In Jerald Merrick, As Assignee Of Western Hay Services, Inc. v.  Fischer, Rounds & Associates, Inc., Doing Business As Quality Truck Insurance, and Great West Casualty Company, No. S-18-1173, 305 Neb. 230, Supreme Court Of Nebraska (March 13, 2020) Jerald Merrick tried to collect for his injuries against the defendant’s insurers because the possibility of collecting from the defendant was minimal.

Merrick was injured in a truck accident in the course and scope of his employment.

BACKGROUND

Western Hay Services, Inc. (Western Hay), a company located in Morrill, Nebraska, buys and sells hay and alfalfa and delivers the hay and alfalfa to feedlots and dairies in Colorado and Texas. During Western Hay’s first 4 years, owner Johnny Hill drove one truck and did not have employees. Hill subsequently added a second truck and, in 2009, hired Merrick as a truck driver.

Since its inception, Western Hay has purchased insurance through an insurance broker, Fischer, Rounds & Associates, Inc., doing business as Quality Truck Insurance (Fischer). Great West Casualty Company (Great West) issued Western Hay a commercial lines insurance policy which provided three different forms of coverage: commercial auto coverage, commercial inland marine coverage, and commercial general liability coverage. Western Hay did not have workers’ compensation insurance.

The commercial auto policy excluded  “[a]ny obligation for which any ‘insured’ or any ‘insured’s’ insurer may be held liable under any workers compensation . . . law or any similar law.” The policy also excluded “Employee Indemnification and Employer’s Liability.”

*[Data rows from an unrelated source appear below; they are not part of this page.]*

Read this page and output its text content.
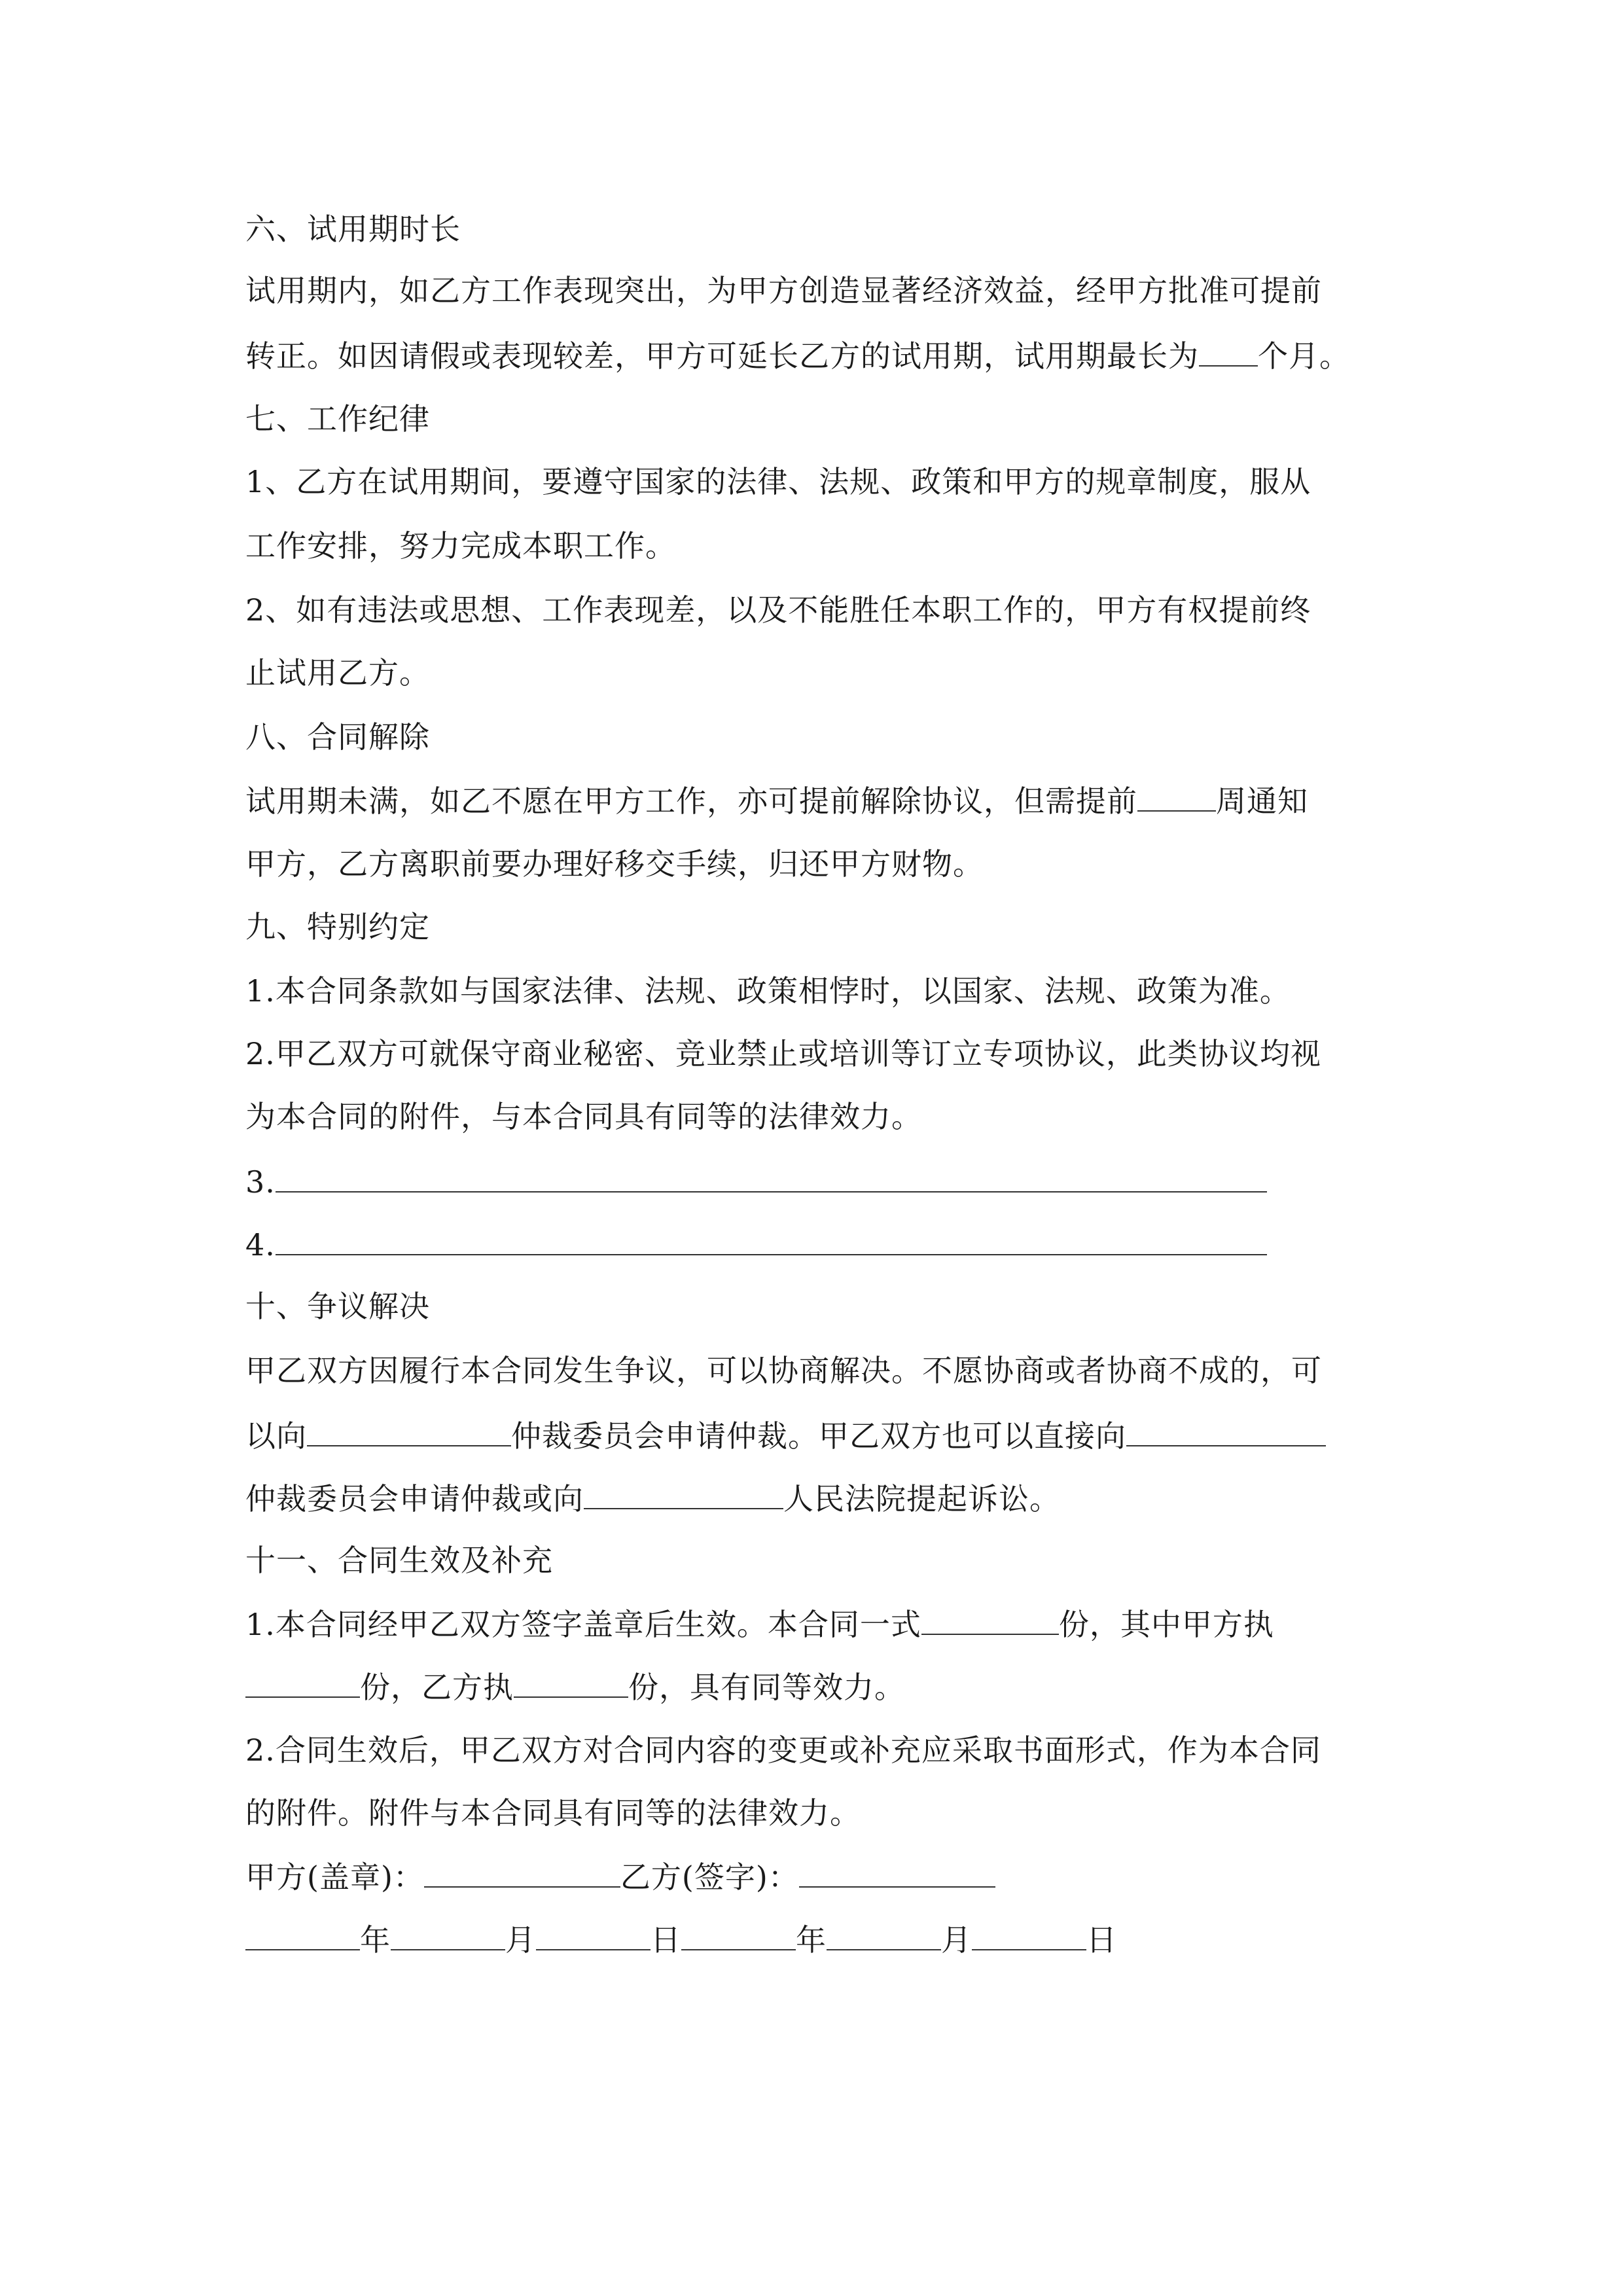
六、试用期时长
试用期内，如乙方工作表现突出，为甲方创造显著经济效益，经甲方批准可提前
转正。如因请假或表现较差，甲方可延长乙方的试用期，试用期最长为 个月。
七、工作纪律
1、乙方在试用期间，要遵守国家的法律、法规、政策和甲方的规章制度，服从
工作安排，努力完成本职工作。
2、如有违法或思想、工作表现差，以及不能胜任本职工作的，甲方有权提前终
止试用乙方。
八、合同解除
试用期未满，如乙不愿在甲方工作，亦可提前解除协议，但需提前	周通知
甲方，乙方离职前要办理好移交手续，归还甲方财物。
九、特别约定
1.本合同条款如与国家法律、法规、政策相悖时，以国家、法规、政策为准。
2.甲乙双方可就保守商业秘密、竞业禁止或培训等订立专项协议，此类协议均视
为本合同的附件，与本合同具有同等的法律效力。
3.
4.
十、争议解决
甲乙双方因履行本合同发生争议，可以协商解决。不愿协商或者协商不成的，可
以向	仲裁委员会申请仲裁。甲乙双方也可以直接向
仲裁委员会申请仲裁或向	人民法院提起诉讼。
十一、合同生效及补充
1.本合同经甲乙双方签字盖章后生效。本合同一式	份，其中甲方执
份，乙方执	份，具有同等效力。
2.合同生效后，甲乙双方对合同内容的变更或补充应采取书面形式，作为本合同
的附件。附件与本合同具有同等的法律效力。
甲方(盖章)：	乙方(签字)：
年	月	日	年	月	日
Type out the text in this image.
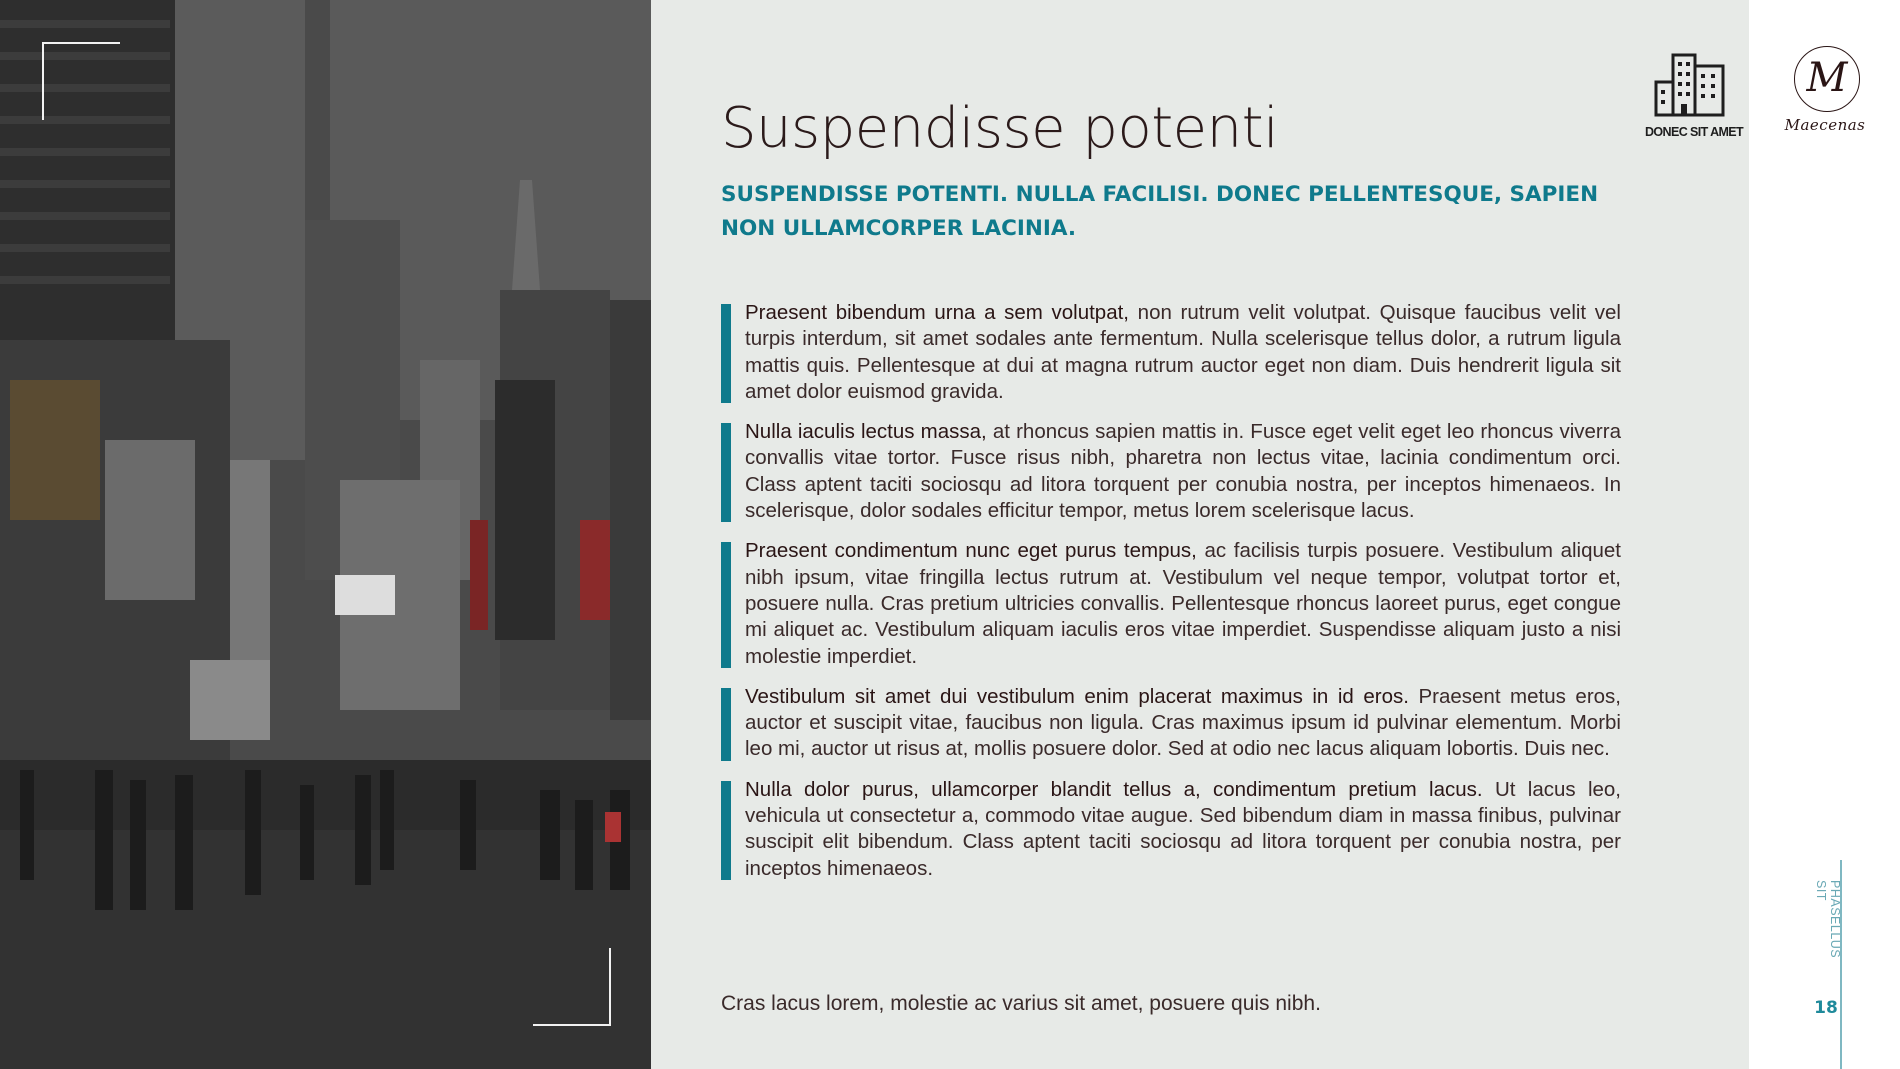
Suspendisse potenti

SUSPENDISSE POTENTI. NULLA FACILISI. DONEC PELLENTESQUE, SAPIEN NON ULLAMCORPER LACINIA.

Praesent bibendum urna a sem volutpat, non rutrum velit volutpat. Quisque faucibus velit vel turpis interdum, sit amet sodales ante fermentum. Nulla scelerisque tellus dolor, a rutrum ligula mattis quis. Pellentesque at dui at magna rutrum auctor eget non diam. Duis hendrerit ligula sit amet dolor euismod gravida.
Nulla iaculis lectus massa, at rhoncus sapien mattis in. Fusce eget velit eget leo rhoncus viverra convallis vitae tortor. Fusce risus nibh, pharetra non lectus vitae, lacinia condimentum orci. Class aptent taciti sociosqu ad litora torquent per conubia nostra, per inceptos himenaeos. In scelerisque, dolor sodales efficitur tempor, metus lorem scelerisque lacus.
Praesent condimentum nunc eget purus tempus, ac facilisis turpis posuere. Vestibulum aliquet nibh ipsum, vitae fringilla lectus rutrum at. Vestibulum vel neque tempor, volutpat tortor et, posuere nulla. Cras pretium ultricies convallis. Pellentesque rhoncus laoreet purus, eget congue mi aliquet ac. Vestibulum aliquam iaculis eros vitae imperdiet. Suspendisse aliquam justo a nisi molestie imperdiet.
Vestibulum sit amet dui vestibulum enim placerat maximus in id eros. Praesent metus eros, auctor et suscipit vitae, faucibus non ligula. Cras maximus ipsum id pulvinar elementum. Morbi leo mi, auctor ut risus at, mollis posuere dolor. Sed at odio nec lacus aliquam lobortis. Duis nec.
Nulla dolor purus, ullamcorper blandit tellus a, condimentum pretium lacus. Ut lacus leo, vehicula ut consectetur a, commodo vitae augue. Sed bibendum diam in massa finibus, pulvinar suscipit elit bibendum. Class aptent taciti sociosqu ad litora torquent per conubia nostra, per inceptos himenaeos.

Cras lacus lorem, molestie ac varius sit amet, posuere quis nibh.

DONEC SIT AMET
M
Maecenas
PHASELLUS SIT
18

Western Hay had elected not to purchase workers’ compensation insurance when it had no employees. In February 2009, Margheim contacted Fischer and requested that workers’ compensation coverage be added to Western Hay’s insurance. Fischer’s agent asked Margheim to provide Western Hay’s payroll records in order to obtain a quote for the new workers’ compensation coverage. Margheim provided Fischer with Western Hay’s payroll information on April 1. The day prior, March 31, 2009, Merrick was injured in a truck accident while in the course and scope of his employment with Western Hay.

Merrick sued Western Hay alleging he was injured in the truck accident and had incurred $309,154.10 in medical expenses as a result of his injuries. Merrick claimed that Western Hay was negligent for requiring him to drive during a high-wind warning and failing to carry workers’ compensation insurance. Merrick alleged that Western Hay was required to carry workers’ compensation insurance and that such insurance would have provided coverage for his injuries.

Eventually, the district court entered a stipulated judgment in favor of Merrick and against Western Hay in the amount of $800,000. As part of the settlement, Western Hay assigned its claims against Fischer and Great West to Merrick.  Thereafter, Merrick, as the assignee of Western Hay, sued Fischer and Great West.

Each defendant moved for summary judgment. Following a hearing, the district court issued an order sustaining both motions and dismissing Merrick’s complaint with prejudice.

ANALYSIS

In considering Merrick’s claim against Fischer, the trial court found the undisputed evidence showed that on February 2, 2009, Western Hay called Fischer to request workers’ compensation insurance, but did not provide the payroll information necessary for Fischer to complete the quote until April 1, the day after Merrick’s accident. The court concluded that Fischer had no duty to secure workers’ compensation insurance for Western Hay until after the payroll records were provided on April 1. The court further concluded that there was no evidence showing that Fischer breached a duty to obtain workers’ compensation insurance for Western Hay, failed to advise Western Hay regarding workers’ compensation insurance prior to its request for a quote, or failed to warn Western Hay that its insurance policy did not cover injuries to employees in the course and scope of their employment. The court concluded that Fischer was entitled to judgment as a matter of law.

As to Merrick’s claim against Great West, the court determined that the policy at issue contained exclusions for claims based on workers’ compensation liability. Great West was not required to defend Western Hay in the underlying lawsuit and Great West was entitled to judgment as a matter of law.

FISCHER NOT NEGLIGENT

To prevail in any negligence action, a plaintiff must show a legal duty owed by the defendant to the plaintiff, a breach of such duty, causation, and resulting damages.  An insurance agent has no duty to anticipate what coverage an insured should have. It is the duty of an insured to advise the agent as to the insurance he wants, including the limits of the policy to be issued.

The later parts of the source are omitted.